Но стоило внучке задержаться в школе, как Рива Сауловна, словно смерч, проносилась по улицам и, сметая все препятствия, врывалась в класс. Увидев Полю, она замирала на миг, точно не веря вновь обретенному счастью, а затем осторожно пятилась к двери. Но в ее глазах еще долго полыхали отблески пережитого страха. Полю нисколько не стеснял этот неусыпный контроль. Скорее она гордилась им.
— Мы обе такие ненормальные, — улыбаясь, говорила Поля с чуть заметным отголоском местечкового акцента.
Зоя Петровна ее тут же поправляла: «Не ненормальные, а заботливые», — но не это слово резало ее словно по-живому, а «мы». Потому что в ее и без того маленькой семье, раз-два и обчелся, Симочка с малых лет норовила держаться особняком.
Зою Петровну сжигала ревность ко всему, что не относилось к их с дочерью жизни. Она ясно понимала: будь ее воля, она бы Симочку не отпускала от себя ни на шаг. И потому ей приходилось то и дело одергивать себя, смиряясь с убегами Симочки то на гимнастику, то в танцевальный кружок, но чаще всего на улицу Герцена, в семью Квитко, которая приняла ее в свое гнездо как подкинутого кукушонка.

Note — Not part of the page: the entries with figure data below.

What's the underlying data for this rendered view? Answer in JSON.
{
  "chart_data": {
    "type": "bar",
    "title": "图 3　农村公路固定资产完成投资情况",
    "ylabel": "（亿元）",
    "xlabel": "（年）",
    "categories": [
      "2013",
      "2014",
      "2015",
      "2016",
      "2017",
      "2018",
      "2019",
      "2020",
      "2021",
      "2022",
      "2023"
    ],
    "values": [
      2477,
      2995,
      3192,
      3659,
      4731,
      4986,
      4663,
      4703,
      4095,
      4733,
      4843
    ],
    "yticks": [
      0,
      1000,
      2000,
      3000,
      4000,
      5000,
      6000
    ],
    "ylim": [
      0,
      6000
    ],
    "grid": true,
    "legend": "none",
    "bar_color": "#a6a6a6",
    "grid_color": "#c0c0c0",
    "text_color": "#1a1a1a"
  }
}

Чтобы вырваться в этот дом, Симочка пускала в ход свою буйную фантазию, придумывая самые невообразимые предлоги. Там была другая жизнь — с семейными обедами, гостями, смехом и розыгрышами. Там были книжные полки, забитые растрепанными толстыми романами, которые Рива Сауловна и Симочка читали запоем. Но Зое Петровне чудилось даже в этом, на первый взгляд безобидном увлечении тайная попытка дочери оторваться от нее окончательно и умчаться, не оглядываясь, в другой мир.

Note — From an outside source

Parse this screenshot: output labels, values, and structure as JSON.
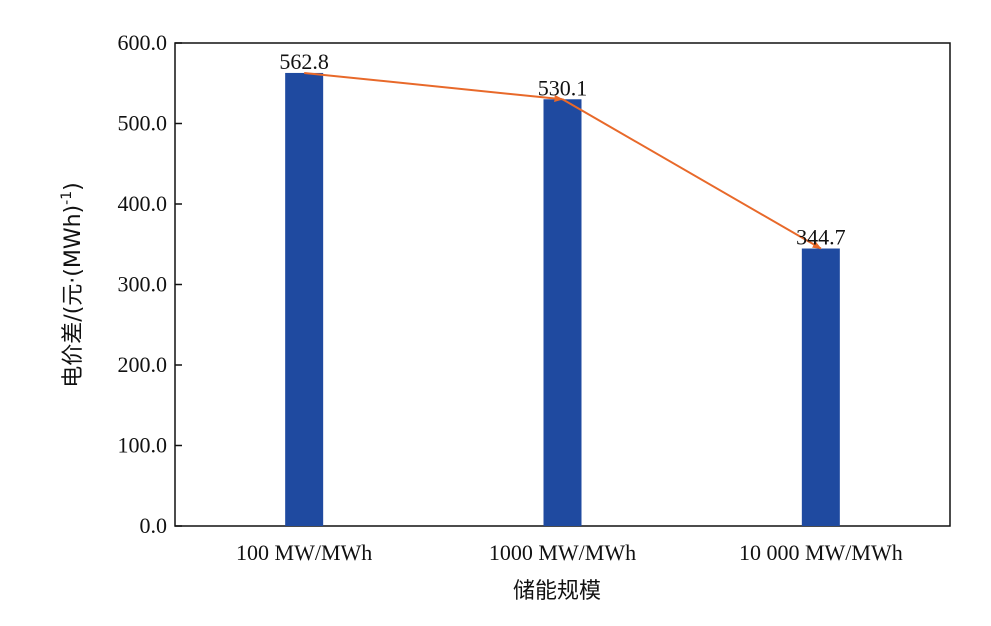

Впрочем, Зоя Петровна была недалека от истины. Симочка не скрывала своего намерения после окончания школы уехать на учебу в Москву. Только в Москву. Чуть ли не с первого класса она начала собирать почтовые открытки с видами столицы. И перебирая их, произносила с восторгом и придыханием: Красная площадь, Кремль, Большой театр. А открытку с видом на шпиль Университета оправила в самодельную рамочку и повесила над своей кроватью, и над ней — громадную карту мира, прочертив, таким образом, как стратег, свой жизненный путь. Ненавистная школа, лучший в стране университет и как венец — путешествия по всему миру. Ради этой высокой цели она шла на безумные жертвы: ходила в школу, делала домашние задания, сидела на скучных уроках. Хотя будь ее воля, все свое образование она бы ограничила уроками географии и контурными картами.